While the media highlighted the Naxals’ beheading of policemen, allegations that the police and Salwa Judum-SPOS have been killing tribals and creating terror in Bastar forests have been consigned to the media’s black hole. Sitting through the night to take their testimonies, Kumar prepared a list of people who have been killed in two attacks in the last three weeks, on September 17-18 and then on October 1. Here are just some of them:
• SPOs killed Madvi Deva of village Gachhanpalli at a rivulet on September 17. Another village’s Patel claimed seeing Deva being buried in the Chintagupha police station compound.

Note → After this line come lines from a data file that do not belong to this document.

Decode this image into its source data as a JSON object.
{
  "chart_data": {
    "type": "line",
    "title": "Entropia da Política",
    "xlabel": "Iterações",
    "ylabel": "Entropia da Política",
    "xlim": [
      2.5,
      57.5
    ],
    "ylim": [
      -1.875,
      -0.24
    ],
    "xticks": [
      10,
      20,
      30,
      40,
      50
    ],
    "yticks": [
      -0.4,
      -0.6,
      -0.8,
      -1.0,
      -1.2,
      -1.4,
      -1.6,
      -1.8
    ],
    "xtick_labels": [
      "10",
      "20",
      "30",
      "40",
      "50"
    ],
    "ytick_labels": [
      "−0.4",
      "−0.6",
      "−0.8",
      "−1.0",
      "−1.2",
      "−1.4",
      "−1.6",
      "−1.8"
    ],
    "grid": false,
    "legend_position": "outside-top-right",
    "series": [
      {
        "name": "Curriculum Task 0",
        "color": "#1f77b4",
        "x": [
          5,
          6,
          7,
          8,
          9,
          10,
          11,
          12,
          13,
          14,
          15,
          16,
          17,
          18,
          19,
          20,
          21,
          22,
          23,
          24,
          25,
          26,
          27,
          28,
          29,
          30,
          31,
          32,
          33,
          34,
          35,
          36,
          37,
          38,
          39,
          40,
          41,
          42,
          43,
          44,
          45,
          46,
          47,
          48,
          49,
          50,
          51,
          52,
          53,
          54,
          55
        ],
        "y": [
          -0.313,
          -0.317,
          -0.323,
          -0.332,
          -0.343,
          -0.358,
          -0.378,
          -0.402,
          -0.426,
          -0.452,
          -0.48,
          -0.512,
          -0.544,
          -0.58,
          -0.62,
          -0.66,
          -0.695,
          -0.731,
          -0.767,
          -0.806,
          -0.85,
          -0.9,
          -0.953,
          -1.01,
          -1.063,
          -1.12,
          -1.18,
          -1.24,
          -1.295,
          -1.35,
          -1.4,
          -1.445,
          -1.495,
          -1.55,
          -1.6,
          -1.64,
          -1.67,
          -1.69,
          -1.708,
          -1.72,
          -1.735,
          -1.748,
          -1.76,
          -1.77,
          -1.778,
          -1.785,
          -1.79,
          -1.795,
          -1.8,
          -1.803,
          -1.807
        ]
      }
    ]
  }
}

• CRPF men and SPOs cut off the breasts of 70-year-old Dudhi Muye, an invalid who could not walk, and stabbed her to death on September 17.
• CRPF and SPOs caught Madkami Muke of village Gachhanpalli and tied her up with her own sari. They beat, stabbed and shot her husband in front of her. Muke saw the attackers stab and shoot Madvi Joga, 60, in his field. She saw them strip 35-year-old Madvi Hidma, stab and shoot her.

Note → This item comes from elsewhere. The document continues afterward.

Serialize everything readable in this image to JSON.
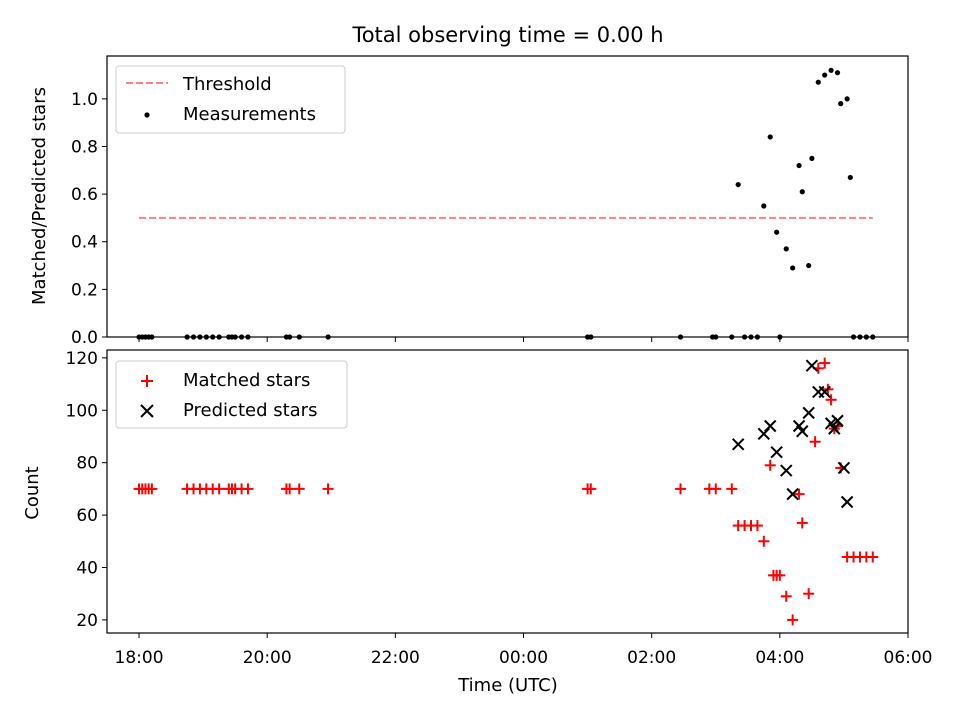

• Also in Gompad village, four of a family — Madvi Bajar, 45, his wife Madvi Subbi, his married daughter, Kartam Kanni, 20, and younger daughter Madvi Mutti, 15 — were killed by SPOs. The attackers cut off the tongue and fingers of Kartam Kanni’s two-year-old son.

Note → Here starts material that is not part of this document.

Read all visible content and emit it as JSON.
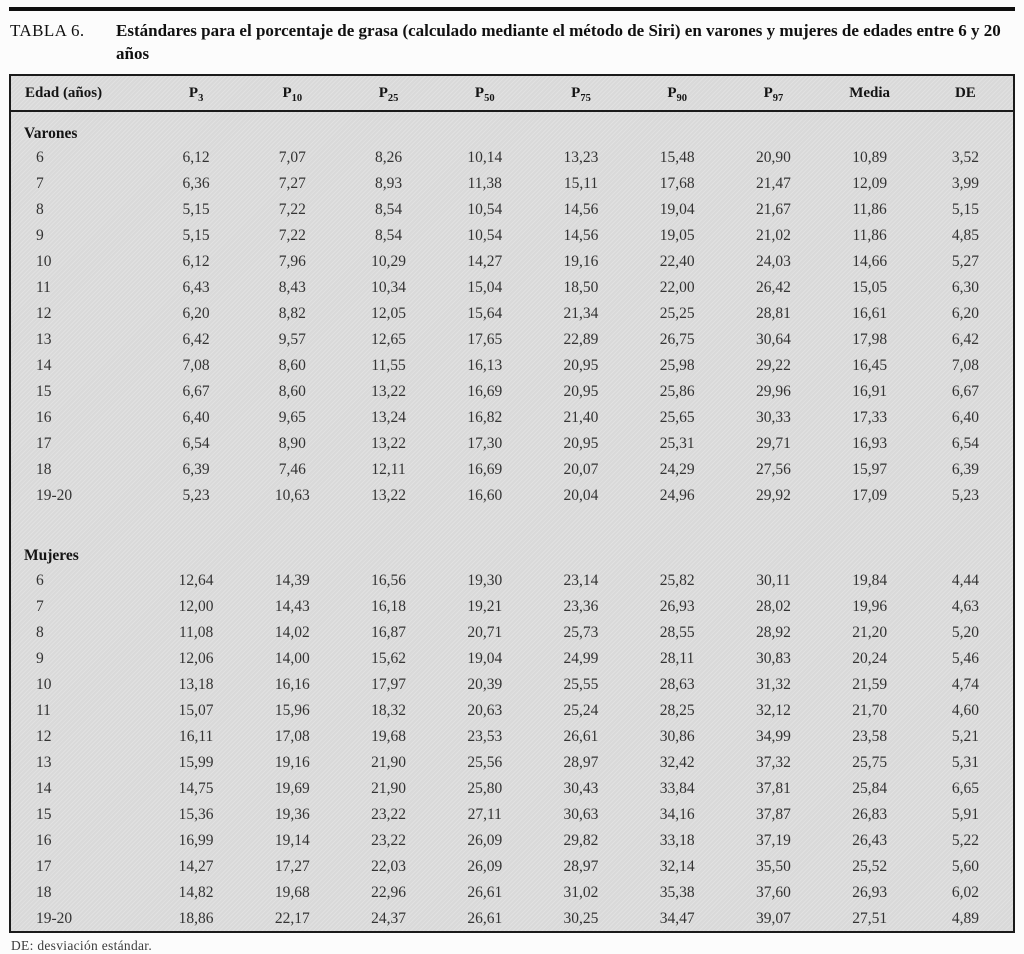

• Muchaki Aanda of Bhandarpadar village and his nephew, Madvi Deva, were returning from Andhra Pradesh when the police caught them. They were hacked to death with axes and knives, their bodies dumped near corn fields. Two villagers informed Deva’s mother, Madvi Joge, of their killing.
On October 11, Kumar and several other activists and lawyers travelled south of Dantewada to visit Nendra village. Until last year, Nendra had been a ghost town, after the Salwa Judum burnt it down two years ago, forcing residents to flee. Kumar’s NGO, Vanvasi Chetna Ashram (VCA), had had it rebuilt and persuaded the villagers to return. Within hours of the activists’ visit to the village, news of their presence spread quickly. More than 200 people from villages nearby assembled there, converting the meeting into a people’s tribunal. Since September the SPOs have killed wantonly in Nendra. Six people have gone missing.
In the last two months, as a precursor to Operation Green Hunt, police have harassed VCA activists. One volunteer has been jailed and tortured on false charges. Ironically, the Naxals, too, distrust Kumar, especially because of his efforts to repopulate the villages burnt down by Salwa Judum. You see, the people of those villages have found an answer away from both the Naxals and the Indian State, in Kumar’s Gandhian methods of resistance. Many of those who have gone back to their villages had been eager to turn the Naxals away.
But now, of course, the renewed Salwa Judum violence and Operation Green Hunt could once again quickly fatten the Naxals’ enrollment registers. Such is the scale of the Indian State’s violence that it is turning even Kumar increasingly despondent. “I stare dumbly at all these people who come to me, the old man who saw his daughter raped and son shot dead, the young wife who was raped repeatedly, the family whose house was burnt down,” Kumar said to me one night on the phone from Dantewada, unable to sleep. “They keep saying to me: help us. I keep quiet. Because how do I help them?”
And then, he added: “I am too much a son of Mahatma Gandhi and Vinoba Bhave to ever leave the path of nonviolence. But I look at these people and wonder, if I were a tribal person, raped, shot, abused, humiliated, wouldn’t I, too, pick up the gun to defend my family, my home, my lands, my forests?”